Department of Infectious Diseases, Istituto Superiore di Sanità, Rome, Italy.
Int J Epidemiol. 2024 Apr 11;53(3). doi: 10.1093/ije/dyae077.
Surveillance data and vaccination registries are widely used to provide real-time vaccine effectiveness (VE) estimates, which can be biased due to underreported (i.e. under-ascertained and under-notified) infections. Here, we investigate how the magnitude and direction of this source of bias in retrospective cohort studies vary under different circumstances, including different levels of underreporting, heterogeneities in underreporting across vaccinated and unvaccinated, and different levels of pathogen circulation.
We developed a stochastic individual-based model simulating the transmission dynamics of a respiratory virus and a large-scale vaccination campaign.
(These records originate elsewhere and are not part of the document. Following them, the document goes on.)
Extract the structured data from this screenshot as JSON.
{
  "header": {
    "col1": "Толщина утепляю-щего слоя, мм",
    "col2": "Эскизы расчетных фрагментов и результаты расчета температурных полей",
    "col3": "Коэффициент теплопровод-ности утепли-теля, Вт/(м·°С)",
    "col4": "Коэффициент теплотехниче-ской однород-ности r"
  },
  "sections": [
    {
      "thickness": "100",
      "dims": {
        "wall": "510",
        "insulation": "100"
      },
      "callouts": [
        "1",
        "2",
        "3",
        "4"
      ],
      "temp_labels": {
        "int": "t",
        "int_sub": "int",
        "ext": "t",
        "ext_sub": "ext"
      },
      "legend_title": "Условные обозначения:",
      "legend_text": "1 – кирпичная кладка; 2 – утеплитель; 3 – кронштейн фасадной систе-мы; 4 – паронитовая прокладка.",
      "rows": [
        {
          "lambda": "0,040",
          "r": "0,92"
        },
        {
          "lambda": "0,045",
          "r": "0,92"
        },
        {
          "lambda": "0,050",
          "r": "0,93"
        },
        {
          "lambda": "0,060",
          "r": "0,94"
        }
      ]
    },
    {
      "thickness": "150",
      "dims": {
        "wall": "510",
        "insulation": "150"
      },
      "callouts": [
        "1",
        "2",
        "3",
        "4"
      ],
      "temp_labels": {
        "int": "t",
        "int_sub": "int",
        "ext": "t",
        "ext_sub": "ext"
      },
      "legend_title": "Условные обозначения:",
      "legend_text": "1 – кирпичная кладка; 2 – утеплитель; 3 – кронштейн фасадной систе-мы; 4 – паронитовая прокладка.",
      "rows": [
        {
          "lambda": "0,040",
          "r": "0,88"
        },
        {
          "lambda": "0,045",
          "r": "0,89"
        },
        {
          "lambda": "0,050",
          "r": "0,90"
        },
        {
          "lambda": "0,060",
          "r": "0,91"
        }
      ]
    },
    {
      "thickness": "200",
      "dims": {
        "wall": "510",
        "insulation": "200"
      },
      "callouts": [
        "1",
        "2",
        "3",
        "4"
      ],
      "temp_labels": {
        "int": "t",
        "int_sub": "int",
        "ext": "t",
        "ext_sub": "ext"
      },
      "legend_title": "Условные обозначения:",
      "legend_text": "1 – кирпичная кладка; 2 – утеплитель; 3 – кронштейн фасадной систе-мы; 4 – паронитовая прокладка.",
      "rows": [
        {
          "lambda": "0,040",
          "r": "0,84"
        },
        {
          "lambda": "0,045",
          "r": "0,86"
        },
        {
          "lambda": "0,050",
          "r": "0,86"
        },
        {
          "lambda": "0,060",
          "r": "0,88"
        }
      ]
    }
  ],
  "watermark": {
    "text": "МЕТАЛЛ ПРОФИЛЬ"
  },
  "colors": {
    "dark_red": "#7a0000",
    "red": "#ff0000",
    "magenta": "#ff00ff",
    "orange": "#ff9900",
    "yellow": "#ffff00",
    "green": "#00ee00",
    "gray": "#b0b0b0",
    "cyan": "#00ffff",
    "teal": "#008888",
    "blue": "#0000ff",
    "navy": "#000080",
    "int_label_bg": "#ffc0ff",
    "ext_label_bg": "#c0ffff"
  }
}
Considering a baseline scenario with 22.5% yearly attack rate and 30% reporting ratio, we explored fourteen alternative scenarios, each modifying one or more baseline assumptions. Using synthetic individual-level surveillance data and vaccination registries produced by the model, we estimated the VE against documented infection taking as reference either unvaccinated or recently vaccinated individuals (within 14 days post-administration). Bias was quantified by comparing estimates to the known VE assumed in the model.
VE estimates were accurate when assuming homogeneous reporting ratios, even at low levels (10%), and moderate attack rates (<50%). A substantial downward bias in the estimation arose with homogeneous reporting and attack rates exceeding 50%. Mild heterogeneities in reporting ratios between vaccinated and unvaccinated strongly biased VE estimates, downward if cases in vaccinated were more likely to be reported and upward otherwise, particularly when taking as reference unvaccinated individuals.
In observational studies, high attack rates or differences in underreporting between vaccinated and unvaccinated may result in biased VE estimates. This study underscores the critical importance of monitoring data quality and understanding biases in observational studies, to more adequately inform public health decisions.
监测数据和疫苗接种登记处被广泛用于提供实时疫苗效力(VE)估计,但由于报告不足(即未报告和未通知)的感染,这些估计可能存在偏差。在这里,我们研究了在不同情况下,包括报告不足的程度不同、疫苗接种者和未接种者之间报告不足的异质性以及病原体传播水平不同,这种偏倚源在回顾性队列研究中的幅度和方向如何变化。
我们开发了一个随机的基于个体的模型,模拟呼吸道病毒的传播动力学和大规模疫苗接种活动。考虑到每年发病率为 22.5%和报告率为 30%的基线情况,我们探索了十四个替代方案,每个方案都修改了一个或多个基线假设。使用模型生成的合成个体级监测数据和疫苗接种登记处,我们估计了针对记录感染的 VE,参考未接种者或最近接种者(接种后 14 天内)。通过将估计值与模型中假设的已知 VE 进行比较,来量化偏差。
当假设报告率均匀时,即使在低水平(10%)和中度发病率(<50%)下,VE 估计值也是准确的。当假设均匀的报告率和发病率超过 50%时,估计值会出现大幅向下偏差。在疫苗接种者和未接种者之间报告率存在轻度异质性时,VE 估计值会产生强烈的偏差,即如果接种者中的病例更有可能被报告,则向下偏差,否则向上偏差,尤其是参考未接种者时。
在观察性研究中,高发病率或疫苗接种者和未接种者之间报告不足的差异可能导致 VE 估计值存在偏差。本研究强调了监测数据质量和理解观察性研究中的偏差的重要性,以便更充分地为公共卫生决策提供信息。